The idiocy of crowds.

Groups of people are uncannily accurate at guessing the number of beans in a jar, the weight of a steer, and the like. In fact, the bigger the group, the more accurate its collective guess — a principle known as the Condorcet Jury Theorem. There’s a significant limitation, though: This only works if
Dylan Tweney 1 min read
Bean jar, by Flickr user c00lsh0ts

Groups of people are uncannily accurate at guessing the number of beans in a jar, the weight of a steer, and the like. In fact, the bigger the group, the more accurate its collective guess — a principle known as the Condorcet Jury Theorem. There’s a significant limitation, though: This only works if each person in the group has a better than 50% chance of getting the right answer. If the individuals in the group have a less than 50% chance — for instance because they know absolutely nothing about the question at hand — then increasing the size of the group will decrease the likelihood of their getting the right answer.

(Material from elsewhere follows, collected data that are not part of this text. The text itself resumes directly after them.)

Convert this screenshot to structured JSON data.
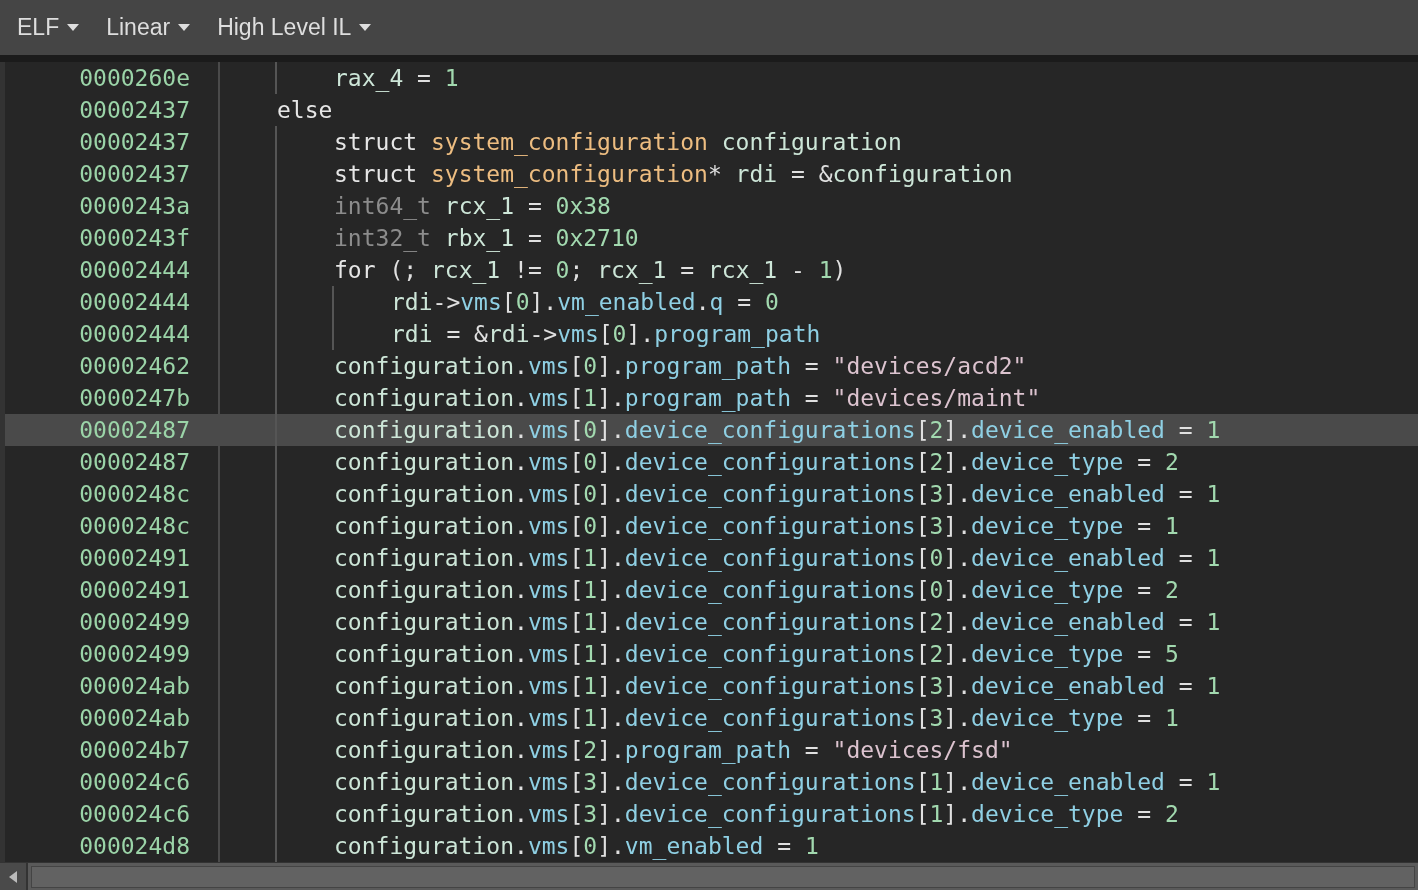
{
  "toolbar": {
    "menus": [
      {
        "label": "ELF"
      },
      {
        "label": "Linear"
      },
      {
        "label": "High Level IL"
      }
    ]
  },
  "code_view": {
    "lines": [
      {
        "children": [
          {
            "address": "0000260e",
            "selected": false,
            "tokens": [
              {
                "kind": "var",
                "text": "rax_4"
              },
              {
                "kind": "op",
                "text": " = "
              },
              {
                "kind": "num",
                "text": "1"
              }
            ]
          }
        ]
      },
      {
        "address": "00002437",
        "selected": false,
        "tokens": [
          {
            "kind": "kw",
            "text": "else"
          }
        ],
        "children": [
          {
            "address": "00002437",
            "selected": false,
            "tokens": [
              {
                "kind": "kw",
                "text": "struct "
              },
              {
                "kind": "type",
                "text": "system_configuration"
              },
              {
                "kind": "var",
                "text": " configuration"
              }
            ]
          },
          {
            "address": "00002437",
            "selected": false,
            "tokens": [
              {
                "kind": "kw",
                "text": "struct "
              },
              {
                "kind": "type",
                "text": "system_configuration"
              },
              {
                "kind": "op",
                "text": "* "
              },
              {
                "kind": "var",
                "text": "rdi"
              },
              {
                "kind": "op",
                "text": " = &"
              },
              {
                "kind": "var",
                "text": "configuration"
              }
            ]
          },
          {
            "address": "0000243a",
            "selected": false,
            "tokens": [
              {
                "kind": "prim",
                "text": "int64_t "
              },
              {
                "kind": "var",
                "text": "rcx_1"
              },
              {
                "kind": "op",
                "text": " = "
              },
              {
                "kind": "num",
                "text": "0x38"
              }
            ]
          },
          {
            "address": "0000243f",
            "selected": false,
            "tokens": [
              {
                "kind": "prim",
                "text": "int32_t "
              },
              {
                "kind": "var",
                "text": "rbx_1"
              },
              {
                "kind": "op",
                "text": " = "
              },
              {
                "kind": "num",
                "text": "0x2710"
              }
            ]
          },
          {
            "address": "00002444",
            "selected": false,
            "tokens": [
              {
                "kind": "kw",
                "text": "for"
              },
              {
                "kind": "op",
                "text": " (; "
              },
              {
                "kind": "var",
                "text": "rcx_1"
              },
              {
                "kind": "op",
                "text": " != "
              },
              {
                "kind": "num",
                "text": "0"
              },
              {
                "kind": "op",
                "text": "; "
              },
              {
                "kind": "var",
                "text": "rcx_1"
              },
              {
                "kind": "op",
                "text": " = "
              },
              {
                "kind": "var",
                "text": "rcx_1"
              },
              {
                "kind": "op",
                "text": " - "
              },
              {
                "kind": "num",
                "text": "1"
              },
              {
                "kind": "op",
                "text": ")"
              }
            ],
            "children": [
              {
                "address": "00002444",
                "selected": false,
                "tokens": [
                  {
                    "kind": "var",
                    "text": "rdi"
                  },
                  {
                    "kind": "op",
                    "text": "->"
                  },
                  {
                    "kind": "field",
                    "text": "vms"
                  },
                  {
                    "kind": "op",
                    "text": "["
                  },
                  {
                    "kind": "num",
                    "text": "0"
                  },
                  {
                    "kind": "op",
                    "text": "]."
                  },
                  {
                    "kind": "field",
                    "text": "vm_enabled"
                  },
                  {
                    "kind": "op",
                    "text": "."
                  },
                  {
                    "kind": "field",
                    "text": "q"
                  },
                  {
                    "kind": "op",
                    "text": " = "
                  },
                  {
                    "kind": "num",
                    "text": "0"
                  }
                ]
              },
              {
                "address": "00002444",
                "selected": false,
                "tokens": [
                  {
                    "kind": "var",
                    "text": "rdi"
                  },
                  {
                    "kind": "op",
                    "text": " = &"
                  },
                  {
                    "kind": "var",
                    "text": "rdi"
                  },
                  {
                    "kind": "op",
                    "text": "->"
                  },
                  {
                    "kind": "field",
                    "text": "vms"
                  },
                  {
                    "kind": "op",
                    "text": "["
                  },
                  {
                    "kind": "num",
                    "text": "0"
                  },
                  {
                    "kind": "op",
                    "text": "]."
                  },
                  {
                    "kind": "field",
                    "text": "program_path"
                  }
                ]
              }
            ]
          },
          {
            "address": "00002462",
            "selected": false,
            "tokens": [
              {
                "kind": "var",
                "text": "configuration"
              },
              {
                "kind": "op",
                "text": "."
              },
              {
                "kind": "field",
                "text": "vms"
              },
              {
                "kind": "op",
                "text": "["
              },
              {
                "kind": "num",
                "text": "0"
              },
              {
                "kind": "op",
                "text": "]."
              },
              {
                "kind": "field",
                "text": "program_path"
              },
              {
                "kind": "op",
                "text": " = "
              },
              {
                "kind": "str",
                "text": "\"devices/acd2\""
              }
            ]
          },
          {
            "address": "0000247b",
            "selected": false,
            "tokens": [
              {
                "kind": "var",
                "text": "configuration"
              },
              {
                "kind": "op",
                "text": "."
              },
              {
                "kind": "field",
                "text": "vms"
              },
              {
                "kind": "op",
                "text": "["
              },
              {
                "kind": "num",
                "text": "1"
              },
              {
                "kind": "op",
                "text": "]."
              },
              {
                "kind": "field",
                "text": "program_path"
              },
              {
                "kind": "op",
                "text": " = "
              },
              {
                "kind": "str",
                "text": "\"devices/maint\""
              }
            ]
          },
          {
            "address": "00002487",
            "selected": true,
            "tokens": [
              {
                "kind": "var",
                "text": "configuration"
              },
              {
                "kind": "op",
                "text": "."
              },
              {
                "kind": "field",
                "text": "vms"
              },
              {
                "kind": "op",
                "text": "["
              },
              {
                "kind": "num",
                "text": "0"
              },
              {
                "kind": "op",
                "text": "]."
              },
              {
                "kind": "field",
                "text": "device_configurations"
              },
              {
                "kind": "op",
                "text": "["
              },
              {
                "kind": "num",
                "text": "2"
              },
              {
                "kind": "op",
                "text": "]."
              },
              {
                "kind": "field",
                "text": "device_enabled"
              },
              {
                "kind": "op",
                "text": " = "
              },
              {
                "kind": "num",
                "text": "1"
              }
            ]
          },
          {
            "address": "00002487",
            "selected": false,
            "tokens": [
              {
                "kind": "var",
                "text": "configuration"
              },
              {
                "kind": "op",
                "text": "."
              },
              {
                "kind": "field",
                "text": "vms"
              },
              {
                "kind": "op",
                "text": "["
              },
              {
                "kind": "num",
                "text": "0"
              },
              {
                "kind": "op",
                "text": "]."
              },
              {
                "kind": "field",
                "text": "device_configurations"
              },
              {
                "kind": "op",
                "text": "["
              },
              {
                "kind": "num",
                "text": "2"
              },
              {
                "kind": "op",
                "text": "]."
              },
              {
                "kind": "field",
                "text": "device_type"
              },
              {
                "kind": "op",
                "text": " = "
              },
              {
                "kind": "num",
                "text": "2"
              }
            ]
          },
          {
            "address": "0000248c",
            "selected": false,
            "tokens": [
              {
                "kind": "var",
                "text": "configuration"
              },
              {
                "kind": "op",
                "text": "."
              },
              {
                "kind": "field",
                "text": "vms"
              },
              {
                "kind": "op",
                "text": "["
              },
              {
                "kind": "num",
                "text": "0"
              },
              {
                "kind": "op",
                "text": "]."
              },
              {
                "kind": "field",
                "text": "device_configurations"
              },
              {
                "kind": "op",
                "text": "["
              },
              {
                "kind": "num",
                "text": "3"
              },
              {
                "kind": "op",
                "text": "]."
              },
              {
                "kind": "field",
                "text": "device_enabled"
              },
              {
                "kind": "op",
                "text": " = "
              },
              {
                "kind": "num",
                "text": "1"
              }
            ]
          },
          {
            "address": "0000248c",
            "selected": false,
            "tokens": [
              {
                "kind": "var",
                "text": "configuration"
              },
              {
                "kind": "op",
                "text": "."
              },
              {
                "kind": "field",
                "text": "vms"
              },
              {
                "kind": "op",
                "text": "["
              },
              {
                "kind": "num",
                "text": "0"
              },
              {
                "kind": "op",
                "text": "]."
              },
              {
                "kind": "field",
                "text": "device_configurations"
              },
              {
                "kind": "op",
                "text": "["
              },
              {
                "kind": "num",
                "text": "3"
              },
              {
                "kind": "op",
                "text": "]."
              },
              {
                "kind": "field",
                "text": "device_type"
              },
              {
                "kind": "op",
                "text": " = "
              },
              {
                "kind": "num",
                "text": "1"
              }
            ]
          },
          {
            "address": "00002491",
            "selected": false,
            "tokens": [
              {
                "kind": "var",
                "text": "configuration"
              },
              {
                "kind": "op",
                "text": "."
              },
              {
                "kind": "field",
                "text": "vms"
              },
              {
                "kind": "op",
                "text": "["
              },
              {
                "kind": "num",
                "text": "1"
              },
              {
                "kind": "op",
                "text": "]."
              },
              {
                "kind": "field",
                "text": "device_configurations"
              },
              {
                "kind": "op",
                "text": "["
              },
              {
                "kind": "num",
                "text": "0"
              },
              {
                "kind": "op",
                "text": "]."
              },
              {
                "kind": "field",
                "text": "device_enabled"
              },
              {
                "kind": "op",
                "text": " = "
              },
              {
                "kind": "num",
                "text": "1"
              }
            ]
          },
          {
            "address": "00002491",
            "selected": false,
            "tokens": [
              {
                "kind": "var",
                "text": "configuration"
              },
              {
                "kind": "op",
                "text": "."
              },
              {
                "kind": "field",
                "text": "vms"
              },
              {
                "kind": "op",
                "text": "["
              },
              {
                "kind": "num",
                "text": "1"
              },
              {
                "kind": "op",
                "text": "]."
              },
              {
                "kind": "field",
                "text": "device_configurations"
              },
              {
                "kind": "op",
                "text": "["
              },
              {
                "kind": "num",
                "text": "0"
              },
              {
                "kind": "op",
                "text": "]."
              },
              {
                "kind": "field",
                "text": "device_type"
              },
              {
                "kind": "op",
                "text": " = "
              },
              {
                "kind": "num",
                "text": "2"
              }
            ]
          },
          {
            "address": "00002499",
            "selected": false,
            "tokens": [
              {
                "kind": "var",
                "text": "configuration"
              },
              {
                "kind": "op",
                "text": "."
              },
              {
                "kind": "field",
                "text": "vms"
              },
              {
                "kind": "op",
                "text": "["
              },
              {
                "kind": "num",
                "text": "1"
              },
              {
                "kind": "op",
                "text": "]."
              },
              {
                "kind": "field",
                "text": "device_configurations"
              },
              {
                "kind": "op",
                "text": "["
              },
              {
                "kind": "num",
                "text": "2"
              },
              {
                "kind": "op",
                "text": "]."
              },
              {
                "kind": "field",
                "text": "device_enabled"
              },
              {
                "kind": "op",
                "text": " = "
              },
              {
                "kind": "num",
                "text": "1"
              }
            ]
          },
          {
            "address": "00002499",
            "selected": false,
            "tokens": [
              {
                "kind": "var",
                "text": "configuration"
              },
              {
                "kind": "op",
                "text": "."
              },
              {
                "kind": "field",
                "text": "vms"
              },
              {
                "kind": "op",
                "text": "["
              },
              {
                "kind": "num",
                "text": "1"
              },
              {
                "kind": "op",
                "text": "]."
              },
              {
                "kind": "field",
                "text": "device_configurations"
              },
              {
                "kind": "op",
                "text": "["
              },
              {
                "kind": "num",
                "text": "2"
              },
              {
                "kind": "op",
                "text": "]."
              },
              {
                "kind": "field",
                "text": "device_type"
              },
              {
                "kind": "op",
                "text": " = "
              },
              {
                "kind": "num",
                "text": "5"
              }
            ]
          },
          {
            "address": "000024ab",
            "selected": false,
            "tokens": [
              {
                "kind": "var",
                "text": "configuration"
              },
              {
                "kind": "op",
                "text": "."
              },
              {
                "kind": "field",
                "text": "vms"
              },
              {
                "kind": "op",
                "text": "["
              },
              {
                "kind": "num",
                "text": "1"
              },
              {
                "kind": "op",
                "text": "]."
              },
              {
                "kind": "field",
                "text": "device_configurations"
              },
              {
                "kind": "op",
                "text": "["
              },
              {
                "kind": "num",
                "text": "3"
              },
              {
                "kind": "op",
                "text": "]."
              },
              {
                "kind": "field",
                "text": "device_enabled"
              },
              {
                "kind": "op",
                "text": " = "
              },
              {
                "kind": "num",
                "text": "1"
              }
            ]
          },
          {
            "address": "000024ab",
            "selected": false,
            "tokens": [
              {
                "kind": "var",
                "text": "configuration"
              },
              {
                "kind": "op",
                "text": "."
              },
              {
                "kind": "field",
                "text": "vms"
              },
              {
                "kind": "op",
                "text": "["
              },
              {
                "kind": "num",
                "text": "1"
              },
              {
                "kind": "op",
                "text": "]."
              },
              {
                "kind": "field",
                "text": "device_configurations"
              },
              {
                "kind": "op",
                "text": "["
              },
              {
                "kind": "num",
                "text": "3"
              },
              {
                "kind": "op",
                "text": "]."
              },
              {
                "kind": "field",
                "text": "device_type"
              },
              {
                "kind": "op",
                "text": " = "
              },
              {
                "kind": "num",
                "text": "1"
              }
            ]
          },
          {
            "address": "000024b7",
            "selected": false,
            "tokens": [
              {
                "kind": "var",
                "text": "configuration"
              },
              {
                "kind": "op",
                "text": "."
              },
              {
                "kind": "field",
                "text": "vms"
              },
              {
                "kind": "op",
                "text": "["
              },
              {
                "kind": "num",
                "text": "2"
              },
              {
                "kind": "op",
                "text": "]."
              },
              {
                "kind": "field",
                "text": "program_path"
              },
              {
                "kind": "op",
                "text": " = "
              },
              {
                "kind": "str",
                "text": "\"devices/fsd\""
              }
            ]
          },
          {
            "address": "000024c6",
            "selected": false,
            "tokens": [
              {
                "kind": "var",
                "text": "configuration"
              },
              {
                "kind": "op",
                "text": "."
              },
              {
                "kind": "field",
                "text": "vms"
              },
              {
                "kind": "op",
                "text": "["
              },
              {
                "kind": "num",
                "text": "3"
              },
              {
                "kind": "op",
                "text": "]."
              },
              {
                "kind": "field",
                "text": "device_configurations"
              },
              {
                "kind": "op",
                "text": "["
              },
              {
                "kind": "num",
                "text": "1"
              },
              {
                "kind": "op",
                "text": "]."
              },
              {
                "kind": "field",
                "text": "device_enabled"
              },
              {
                "kind": "op",
                "text": " = "
              },
              {
                "kind": "num",
                "text": "1"
              }
            ]
          },
          {
            "address": "000024c6",
            "selected": false,
            "tokens": [
              {
                "kind": "var",
                "text": "configuration"
              },
              {
                "kind": "op",
                "text": "."
              },
              {
                "kind": "field",
                "text": "vms"
              },
              {
                "kind": "op",
                "text": "["
              },
              {
                "kind": "num",
                "text": "3"
              },
              {
                "kind": "op",
                "text": "]."
              },
              {
                "kind": "field",
                "text": "device_configurations"
              },
              {
                "kind": "op",
                "text": "["
              },
              {
                "kind": "num",
                "text": "1"
              },
              {
                "kind": "op",
                "text": "]."
              },
              {
                "kind": "field",
                "text": "device_type"
              },
              {
                "kind": "op",
                "text": " = "
              },
              {
                "kind": "num",
                "text": "2"
              }
            ]
          },
          {
            "address": "000024d8",
            "selected": false,
            "tokens": [
              {
                "kind": "var",
                "text": "configuration"
              },
              {
                "kind": "op",
                "text": "."
              },
              {
                "kind": "field",
                "text": "vms"
              },
              {
                "kind": "op",
                "text": "["
              },
              {
                "kind": "num",
                "text": "0"
              },
              {
                "kind": "op",
                "text": "]."
              },
              {
                "kind": "field",
                "text": "vm_enabled"
              },
              {
                "kind": "op",
                "text": " = "
              },
              {
                "kind": "num",
                "text": "1"
              }
            ]
          }
        ]
      }
    ]
  }
}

I learned this today by reading Ethan Zuckerman’s interesting review of Infotopia by Cass Sunstein. The converse of Condorcet — that groups of ignorant people make worse decisions as the size of the group increases — is Ethan’s formulation. I’m not sure if either version of the theorem is borne out (other than in pure theory and in relatively abstract test cases) but they sure make a compelling argument for the importance of a voting public being educated and well-informed — and it’s a significant proviso to glib statements about “the wisdom of crowds.” Ignorant voters make bad decisions — worse the more of them there are. Informed voters make good decisions — and better ones the more of them there are.